In support of this point, Rama uses a well-known novel in Latin America: Los ríos profundos (Deep Rivers, originally published in 1958 before the so-called ‘Latin American boom’) by the Peruvian anthropologist and writer José María Arguedas. Most of the second and third parts of Rama’s book are reflections on Arguedas’s work, and Arguedas becomes fundamental in Rama’s argument given that the Peruvian author was also interested in making sense of the cultural clashes that took place in Andes. Rama brings linguistic as well as socio-anthropological views into the literary analysis of Deep Rivers. He uses the novel in order to show how a cultural narrative expands on the view that people do maintain and adapt to cultural situations better than expected. The novel is emblematic of Rama’s idea of transculturation in this respect as it uses Quechua along with Spanish, and linguistic variation of both languages.

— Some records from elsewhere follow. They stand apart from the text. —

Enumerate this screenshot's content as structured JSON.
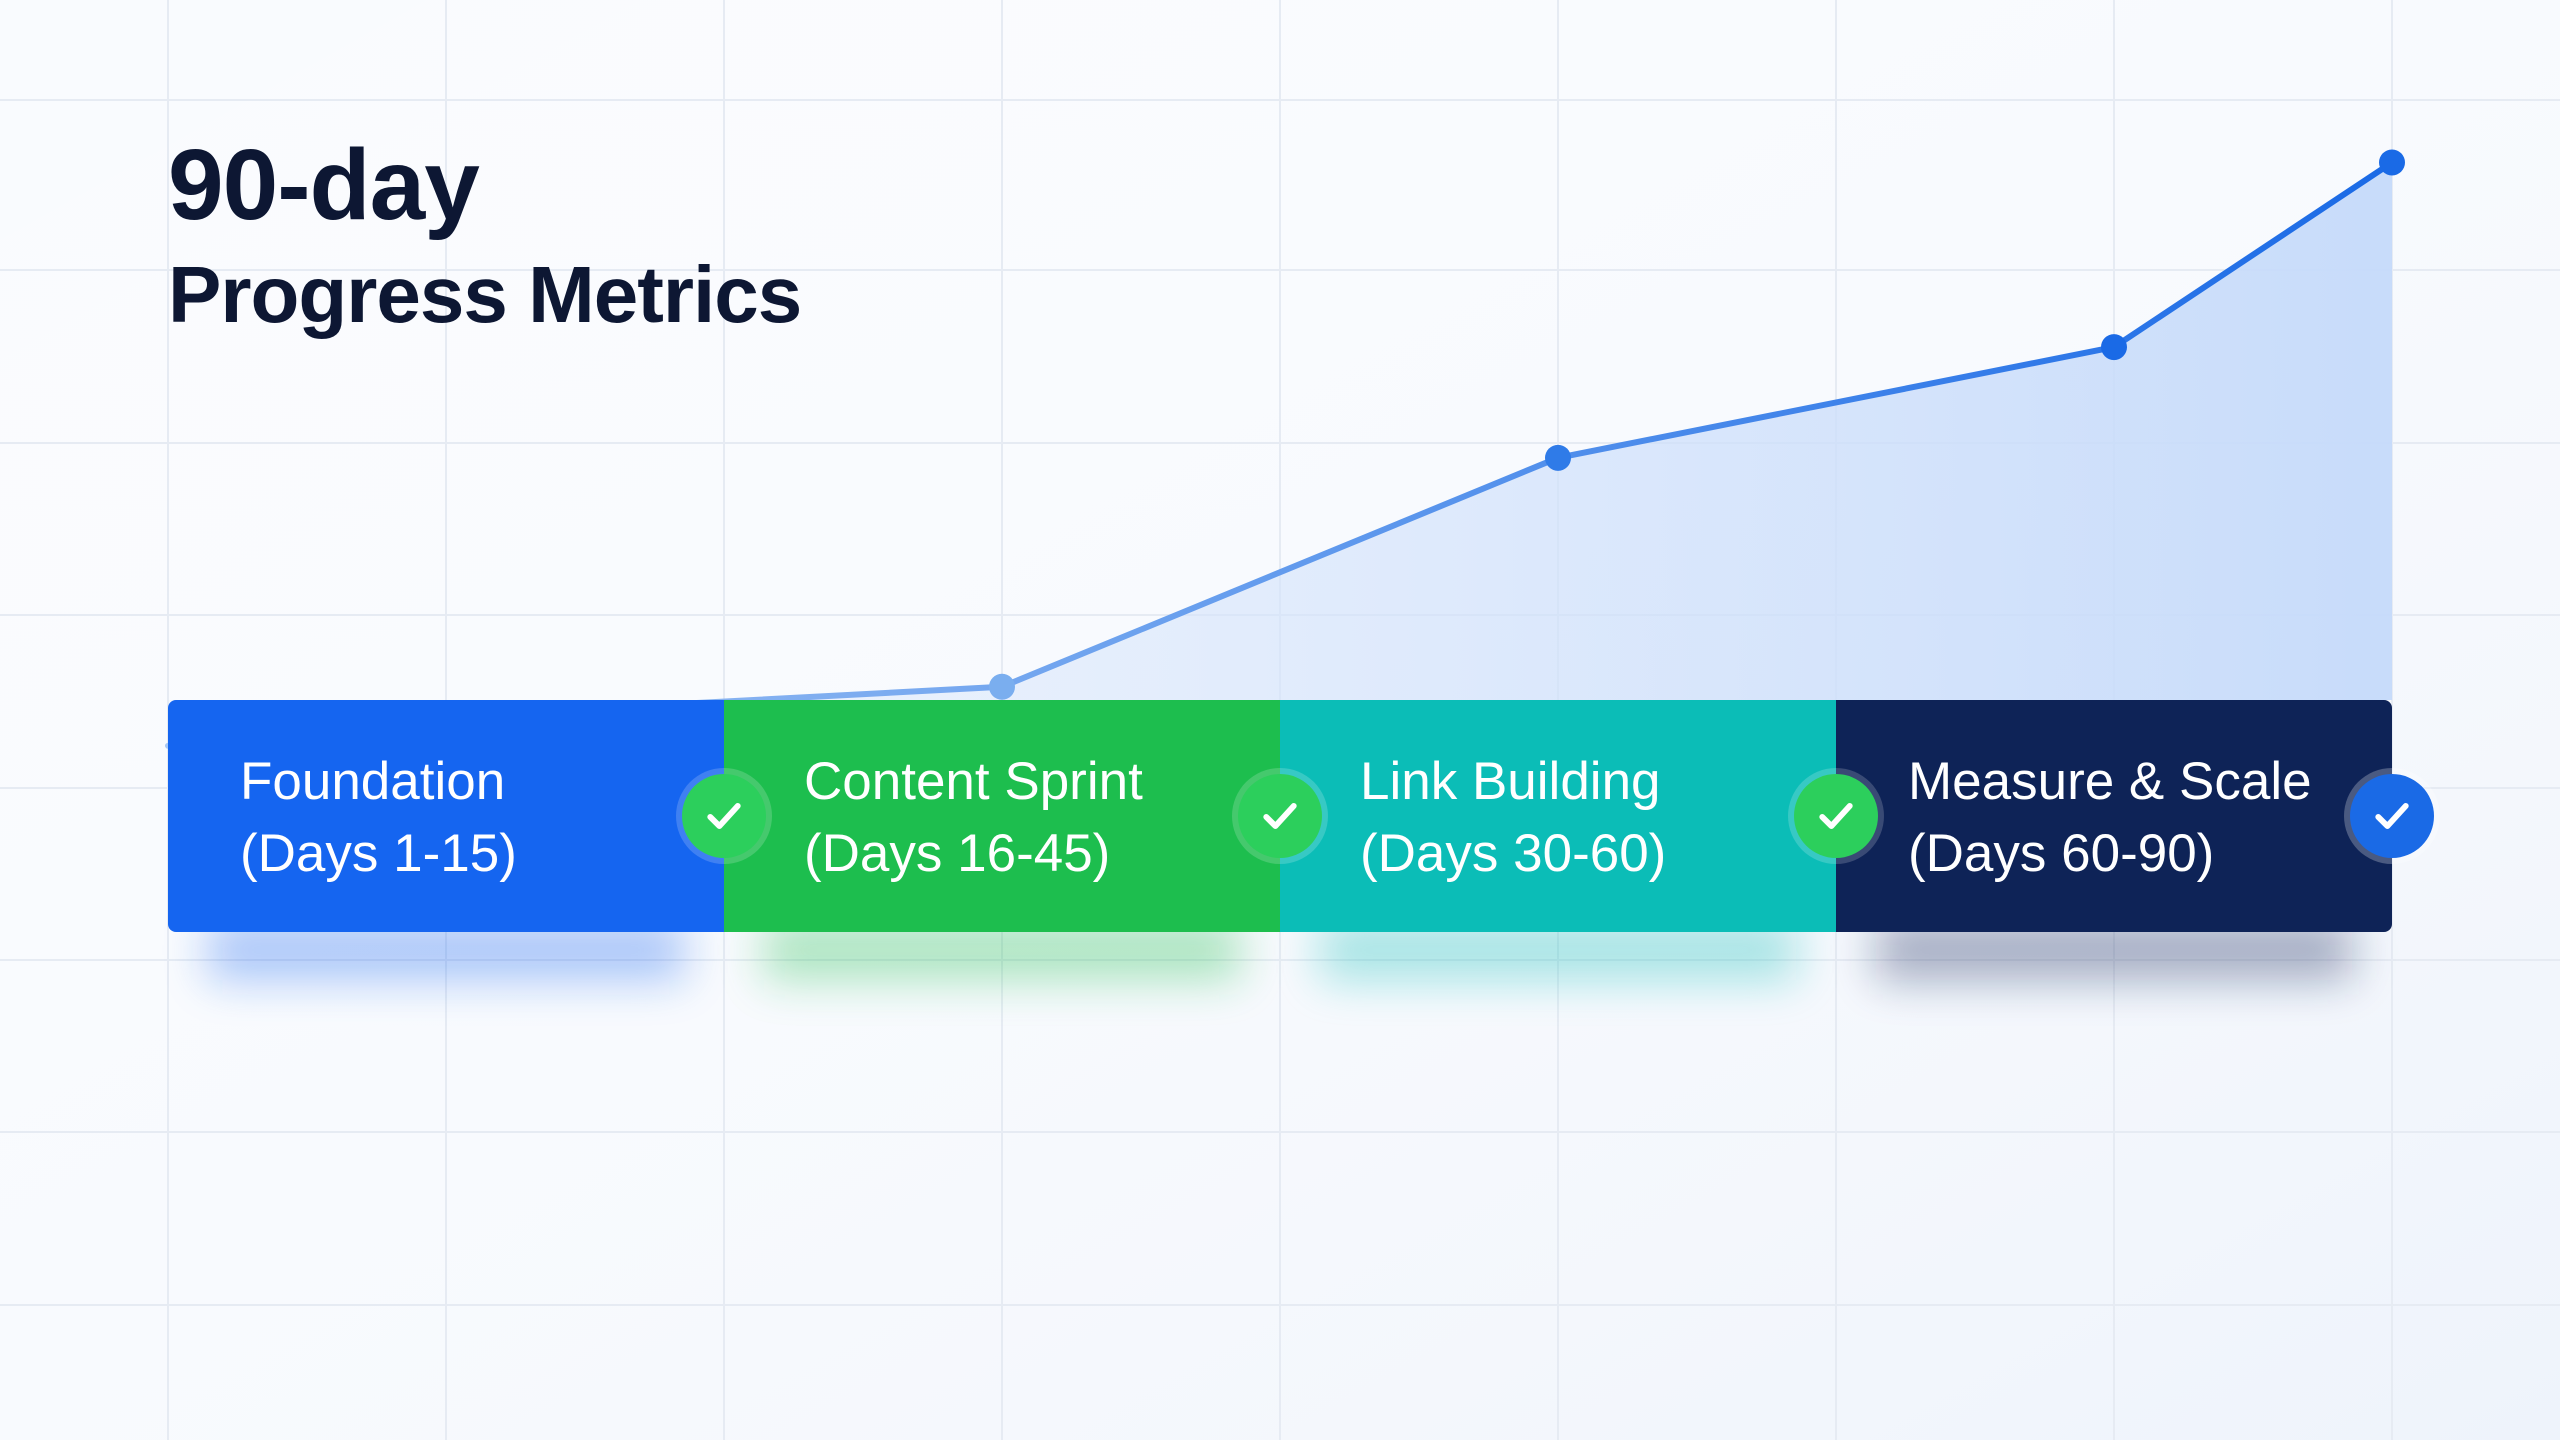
{
  "title": {
    "line1": "90-day",
    "line2": "Progress Metrics"
  },
  "chart_data": {
    "type": "area",
    "x_days": [
      0,
      15,
      45,
      75,
      105,
      120
    ],
    "values": [
      0.14,
      0.18,
      0.22,
      0.53,
      0.68,
      0.93
    ],
    "marked_points": [
      15,
      45,
      75,
      105,
      120
    ],
    "ylim": [
      -0.8,
      1.15
    ],
    "xlim": [
      0,
      120
    ],
    "line_color": "#1a6ae6",
    "fill_color": "#cfe0fb",
    "grid": true
  },
  "phases": [
    {
      "name": "Foundation",
      "days": "(Days 1-15)",
      "color": "#1565f0",
      "check_color": "#2ccf5c",
      "status": "completed"
    },
    {
      "name": "Content Sprint",
      "days": "(Days 16-45)",
      "color": "#1dbe4e",
      "check_color": "#2ccf5c",
      "status": "completed"
    },
    {
      "name": "Link Building",
      "days": "(Days 30-60)",
      "color": "#0bbdb7",
      "check_color": "#2ccf5c",
      "status": "completed"
    },
    {
      "name": "Measure & Scale",
      "days": "(Days 60-90)",
      "color": "#0e2357",
      "check_color": "#1a6ae6",
      "status": "completed"
    }
  ]
}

Of the merits of this translation of Rama’s work, Frye’s introduction and endnotes are of utmost importance. Given his prominence in the Latin American academy, it is very rare to find editors and translators who would go as far as to check and elaborate on Rama’s arguments. Frye does this very well. In his introduction, Frye gives a brief biography of Rama as well as the sociological and anthropological contexts in order to understand Rama’s explorations and perspectives, which combine social sciences with literary analysis. Frye’s endnotes include corroborations of Rama’s arguments, and in some cases, corrections of Rama’s sources. For instance, Chapter Six: “The Novel, a Beggar’s Opera”, opens with an epigraph that Rama attributes to Apollinaire: “Je devins un opéra fabuleux” (159). Frye then clarifies that the quote is in fact from Rimbaud, and it is supposed to be in the past tense; that is, “I became a fabulous opera” (235). This elaborate fact-checking is a challenge for any translator, and because any corrections to Rama are often ill-received due to his renown, Frye’s endnotes serve as a trove of important critical information about Rama’s work.

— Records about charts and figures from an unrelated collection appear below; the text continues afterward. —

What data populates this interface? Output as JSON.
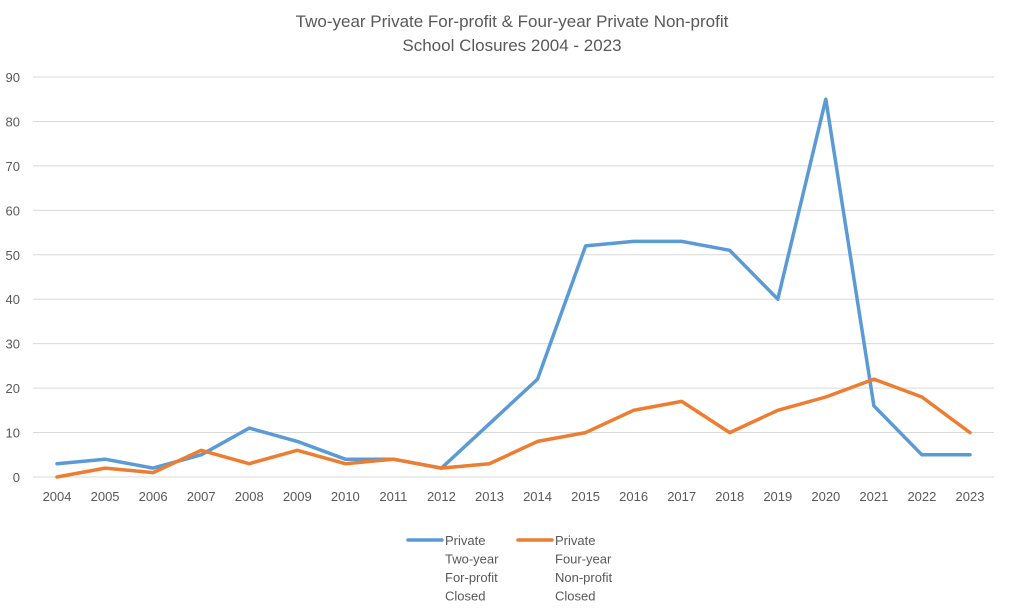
{
  "chart_data": {
    "type": "line",
    "title": [
      "Two-year Private For-profit  & Four-year Private Non-profit",
      "School Closures 2004 - 2023"
    ],
    "xlabel": "",
    "ylabel": "",
    "ylim": [
      0,
      90
    ],
    "yticks": [
      0,
      10,
      20,
      30,
      40,
      50,
      60,
      70,
      80,
      90
    ],
    "grid": true,
    "legend_position": "bottom",
    "categories": [
      "2004",
      "2005",
      "2006",
      "2007",
      "2008",
      "2009",
      "2010",
      "2011",
      "2012",
      "2013",
      "2014",
      "2015",
      "2016",
      "2017",
      "2018",
      "2019",
      "2020",
      "2021",
      "2022",
      "2023"
    ],
    "series": [
      {
        "name": "Private Two-year For-profit Closed",
        "legend_lines": [
          "Private",
          "Two-year",
          "For-profit",
          "Closed"
        ],
        "color": "#5b9bd5",
        "values": [
          3,
          4,
          2,
          5,
          11,
          8,
          4,
          4,
          2,
          12,
          22,
          52,
          53,
          53,
          51,
          40,
          85,
          16,
          5,
          5
        ]
      },
      {
        "name": "Private Four-year Non-profit Closed",
        "legend_lines": [
          "Private",
          "Four-year",
          "Non-profit",
          "Closed"
        ],
        "color": "#ed7d31",
        "values": [
          0,
          2,
          1,
          6,
          3,
          6,
          3,
          4,
          2,
          3,
          8,
          10,
          15,
          17,
          10,
          15,
          18,
          22,
          18,
          10
        ]
      }
    ]
  }
}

This witty translation of Rama’s book offers an alternative view into Latin American literature and brings literary theory into linguistic and socio-anthropological discourse. Rama deserves more attention from the general public as well as from academia in North American institutions. For instance, Rama’s transculturation brings light into the intellectual development within Latin America of how culture and literature intersects, even before similar conversations took place in other circles regarding postcolonial and postmodernism schools of thought.
It is quite problematic, however, that the edited version of Rama’s book does not make any reference to his magazine Marcha (March, in the sense of a social or cultural demonstration). It was a magazine that promoted literature from its own peripheral space and opened up discussions regarding the very basic topic of what is meant by ‘Latin American literature’. In one instance, Julio Cortázar responded to Arguedas’ views in the said magazine, which for many authors and scholars at the time became a controversial issue given that Arguedas committed suicide in the late sixties with speculations of personality and depression psychological problems. Rama, as the journal editor, did not take a stance on this controversy. If Frye wants to give the reader a fuller view of Rama’s influence and work, an endnote on Marcha would have given an inside into the Latin American intellectual climate of the time. That being said, Frye does a great job of offering the reader an insightful and informative reading of Rama.
Jaime R. Brenes-Reyes
Western University
NOTE
- Published originally in Spanish La ciudad letrada, in 1984. This book has been very influential in Latin American Studies, with further elaborations by Nestor García Canclini, and Jean Franco, among others.